Trading Leonard without getting a less injury prone star to hold things down doesn’t really help. Trading Leonard moves you further from contention. There’s no good answer.

So, the Clippers will run it back. And hope.

There’s no good answer. Head of basketball operations Lawrence Frank seemed to suggest a shift in philosophy in his press conference on Thursday.

“We have to be honest with ourselves,” Frank said. “We have to look in the mirror. It starts with me. We have to get back to honoring and respecting the regular season.

“The regular season matters. Not that our guys don’t think it matters. I think all of us, starting with me, we can compete harder every single day. We can hold each other accountable every day.”

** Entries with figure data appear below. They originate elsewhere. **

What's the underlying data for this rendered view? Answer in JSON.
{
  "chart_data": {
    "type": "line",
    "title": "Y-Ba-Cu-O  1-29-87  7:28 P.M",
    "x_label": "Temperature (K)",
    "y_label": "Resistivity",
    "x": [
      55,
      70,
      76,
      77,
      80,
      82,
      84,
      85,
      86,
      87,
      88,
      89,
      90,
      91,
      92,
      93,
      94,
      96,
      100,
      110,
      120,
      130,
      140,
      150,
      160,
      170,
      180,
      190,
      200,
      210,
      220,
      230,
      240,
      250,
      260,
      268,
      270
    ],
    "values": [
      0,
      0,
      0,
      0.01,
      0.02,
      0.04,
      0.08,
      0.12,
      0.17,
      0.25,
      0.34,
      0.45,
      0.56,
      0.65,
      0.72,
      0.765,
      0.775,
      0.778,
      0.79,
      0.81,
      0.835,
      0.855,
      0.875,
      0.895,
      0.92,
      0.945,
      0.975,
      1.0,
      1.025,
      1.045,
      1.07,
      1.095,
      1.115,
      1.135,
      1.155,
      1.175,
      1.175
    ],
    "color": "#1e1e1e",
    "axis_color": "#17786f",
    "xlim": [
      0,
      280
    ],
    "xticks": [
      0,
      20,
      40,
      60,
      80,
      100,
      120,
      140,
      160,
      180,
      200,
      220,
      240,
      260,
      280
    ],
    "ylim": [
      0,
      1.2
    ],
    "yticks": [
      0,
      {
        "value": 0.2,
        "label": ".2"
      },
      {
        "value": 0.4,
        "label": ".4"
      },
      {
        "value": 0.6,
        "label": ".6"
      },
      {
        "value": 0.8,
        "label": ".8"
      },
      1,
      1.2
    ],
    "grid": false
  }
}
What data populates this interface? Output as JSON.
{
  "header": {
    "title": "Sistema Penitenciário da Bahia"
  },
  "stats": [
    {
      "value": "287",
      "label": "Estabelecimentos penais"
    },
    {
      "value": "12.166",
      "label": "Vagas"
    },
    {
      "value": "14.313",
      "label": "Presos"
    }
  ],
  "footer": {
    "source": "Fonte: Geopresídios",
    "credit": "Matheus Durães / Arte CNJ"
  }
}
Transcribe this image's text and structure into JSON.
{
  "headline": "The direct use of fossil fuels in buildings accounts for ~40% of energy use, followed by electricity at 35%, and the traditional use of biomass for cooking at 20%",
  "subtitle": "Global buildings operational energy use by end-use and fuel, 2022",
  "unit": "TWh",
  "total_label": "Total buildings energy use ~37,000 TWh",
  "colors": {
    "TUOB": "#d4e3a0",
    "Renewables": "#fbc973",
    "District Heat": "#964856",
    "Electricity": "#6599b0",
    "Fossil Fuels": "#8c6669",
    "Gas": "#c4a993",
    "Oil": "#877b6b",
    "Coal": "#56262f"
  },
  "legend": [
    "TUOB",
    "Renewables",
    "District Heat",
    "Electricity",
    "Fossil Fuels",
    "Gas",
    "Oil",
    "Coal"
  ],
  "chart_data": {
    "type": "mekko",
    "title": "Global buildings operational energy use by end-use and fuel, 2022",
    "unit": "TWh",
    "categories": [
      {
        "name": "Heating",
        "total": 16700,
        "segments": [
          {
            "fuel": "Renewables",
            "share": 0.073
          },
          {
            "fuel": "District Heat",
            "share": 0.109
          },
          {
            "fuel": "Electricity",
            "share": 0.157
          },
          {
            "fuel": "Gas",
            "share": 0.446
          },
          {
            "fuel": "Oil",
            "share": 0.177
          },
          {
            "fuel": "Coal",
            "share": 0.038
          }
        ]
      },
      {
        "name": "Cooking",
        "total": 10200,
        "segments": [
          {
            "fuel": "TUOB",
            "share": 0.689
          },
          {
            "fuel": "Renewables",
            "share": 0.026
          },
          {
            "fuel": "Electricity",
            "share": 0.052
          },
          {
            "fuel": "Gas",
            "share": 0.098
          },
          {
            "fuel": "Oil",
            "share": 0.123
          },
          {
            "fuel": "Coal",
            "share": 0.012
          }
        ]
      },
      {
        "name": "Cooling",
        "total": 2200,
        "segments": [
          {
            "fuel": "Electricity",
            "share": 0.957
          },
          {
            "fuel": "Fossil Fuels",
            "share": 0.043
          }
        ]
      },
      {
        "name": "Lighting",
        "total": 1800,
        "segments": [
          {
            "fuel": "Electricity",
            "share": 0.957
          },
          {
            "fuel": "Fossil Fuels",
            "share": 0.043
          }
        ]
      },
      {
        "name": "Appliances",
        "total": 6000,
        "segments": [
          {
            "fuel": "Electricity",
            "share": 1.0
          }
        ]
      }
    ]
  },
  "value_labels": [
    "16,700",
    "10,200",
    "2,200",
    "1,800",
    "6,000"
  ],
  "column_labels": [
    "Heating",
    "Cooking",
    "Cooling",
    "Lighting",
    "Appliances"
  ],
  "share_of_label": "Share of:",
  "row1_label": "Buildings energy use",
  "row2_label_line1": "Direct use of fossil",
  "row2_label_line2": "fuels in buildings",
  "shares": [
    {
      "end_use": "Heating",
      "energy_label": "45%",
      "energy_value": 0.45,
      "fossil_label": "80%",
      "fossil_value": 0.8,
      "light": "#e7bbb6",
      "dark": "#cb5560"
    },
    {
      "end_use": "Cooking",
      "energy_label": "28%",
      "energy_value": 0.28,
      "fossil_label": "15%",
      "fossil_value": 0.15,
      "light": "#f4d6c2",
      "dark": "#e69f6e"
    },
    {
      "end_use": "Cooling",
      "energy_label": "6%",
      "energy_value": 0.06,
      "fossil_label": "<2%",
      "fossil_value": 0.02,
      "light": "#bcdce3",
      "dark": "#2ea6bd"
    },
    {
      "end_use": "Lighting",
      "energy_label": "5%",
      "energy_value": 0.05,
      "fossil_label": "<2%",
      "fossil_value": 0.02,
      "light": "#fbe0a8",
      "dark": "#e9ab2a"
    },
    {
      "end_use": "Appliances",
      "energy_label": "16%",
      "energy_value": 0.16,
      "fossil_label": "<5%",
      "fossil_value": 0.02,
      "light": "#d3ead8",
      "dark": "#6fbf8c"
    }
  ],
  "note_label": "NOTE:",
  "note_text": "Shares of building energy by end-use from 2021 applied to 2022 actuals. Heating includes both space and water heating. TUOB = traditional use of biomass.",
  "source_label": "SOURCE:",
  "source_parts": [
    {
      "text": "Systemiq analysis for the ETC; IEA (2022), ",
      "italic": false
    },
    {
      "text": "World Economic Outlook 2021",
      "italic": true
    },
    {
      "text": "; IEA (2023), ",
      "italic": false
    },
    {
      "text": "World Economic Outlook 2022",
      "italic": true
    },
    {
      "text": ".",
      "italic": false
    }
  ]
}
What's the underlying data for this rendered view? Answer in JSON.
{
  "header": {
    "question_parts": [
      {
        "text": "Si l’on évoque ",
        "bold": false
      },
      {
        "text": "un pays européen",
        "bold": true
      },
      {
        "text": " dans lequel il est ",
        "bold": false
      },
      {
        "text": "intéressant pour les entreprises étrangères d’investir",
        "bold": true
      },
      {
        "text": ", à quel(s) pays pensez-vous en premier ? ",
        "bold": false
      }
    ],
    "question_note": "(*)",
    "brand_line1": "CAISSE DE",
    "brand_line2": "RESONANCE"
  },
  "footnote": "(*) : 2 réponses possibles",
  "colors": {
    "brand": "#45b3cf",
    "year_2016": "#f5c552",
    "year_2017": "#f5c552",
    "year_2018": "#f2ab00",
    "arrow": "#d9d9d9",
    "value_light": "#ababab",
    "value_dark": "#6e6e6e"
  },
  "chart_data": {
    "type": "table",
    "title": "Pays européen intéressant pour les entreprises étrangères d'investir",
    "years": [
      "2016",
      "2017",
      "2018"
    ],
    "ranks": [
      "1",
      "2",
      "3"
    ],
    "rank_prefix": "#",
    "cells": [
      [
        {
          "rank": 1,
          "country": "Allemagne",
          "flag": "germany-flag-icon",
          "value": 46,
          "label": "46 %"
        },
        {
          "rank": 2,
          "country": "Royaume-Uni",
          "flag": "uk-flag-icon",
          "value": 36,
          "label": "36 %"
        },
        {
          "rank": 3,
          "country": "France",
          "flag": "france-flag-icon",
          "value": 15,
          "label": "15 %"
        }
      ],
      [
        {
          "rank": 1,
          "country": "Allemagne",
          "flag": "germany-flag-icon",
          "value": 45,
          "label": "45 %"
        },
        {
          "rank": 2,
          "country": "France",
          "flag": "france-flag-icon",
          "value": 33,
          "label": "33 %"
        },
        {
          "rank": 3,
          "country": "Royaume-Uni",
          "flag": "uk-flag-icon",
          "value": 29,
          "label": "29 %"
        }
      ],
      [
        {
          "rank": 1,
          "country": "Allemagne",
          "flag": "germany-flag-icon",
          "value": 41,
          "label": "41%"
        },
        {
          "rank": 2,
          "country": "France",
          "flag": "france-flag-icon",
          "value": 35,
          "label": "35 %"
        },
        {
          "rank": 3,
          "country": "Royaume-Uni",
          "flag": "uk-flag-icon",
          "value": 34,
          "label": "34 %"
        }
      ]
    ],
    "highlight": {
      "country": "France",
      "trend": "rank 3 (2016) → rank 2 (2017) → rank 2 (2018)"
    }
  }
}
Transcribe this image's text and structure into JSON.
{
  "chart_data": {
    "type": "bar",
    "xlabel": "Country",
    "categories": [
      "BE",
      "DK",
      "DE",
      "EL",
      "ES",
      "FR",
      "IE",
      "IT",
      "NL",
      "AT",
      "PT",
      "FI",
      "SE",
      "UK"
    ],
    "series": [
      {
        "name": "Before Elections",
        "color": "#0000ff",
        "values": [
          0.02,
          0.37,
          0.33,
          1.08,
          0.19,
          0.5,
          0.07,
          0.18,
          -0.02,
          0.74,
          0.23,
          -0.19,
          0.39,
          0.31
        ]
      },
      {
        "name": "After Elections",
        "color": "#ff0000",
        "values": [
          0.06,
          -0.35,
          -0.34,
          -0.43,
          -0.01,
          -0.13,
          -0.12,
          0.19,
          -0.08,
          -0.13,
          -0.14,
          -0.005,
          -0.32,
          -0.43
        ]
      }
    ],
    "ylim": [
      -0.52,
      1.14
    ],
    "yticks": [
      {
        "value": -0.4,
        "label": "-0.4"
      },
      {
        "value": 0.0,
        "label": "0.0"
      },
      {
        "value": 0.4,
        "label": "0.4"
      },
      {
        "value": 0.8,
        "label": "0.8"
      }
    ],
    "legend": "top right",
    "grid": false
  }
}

At this point, the Clippers are going to have to prove that to everyone. This is what makes the situation tough to figure out:

  • The Clippers have been injury cautious in the regular season, and it’s cost them team momentum, wins, seeding, homecourt  and put more stress on everyone.
  • The stars got hurt anyway.

Should they be less cautious? Does that make sense? Should they just bubble-wrap Kawhi and PG for the season and hope they can figure it out in March like the Suns?

The end of this winds up with the same thing that has been true of the Clippers, unfortunately, since their move from San Diego:

There are no good answers. Only more questions.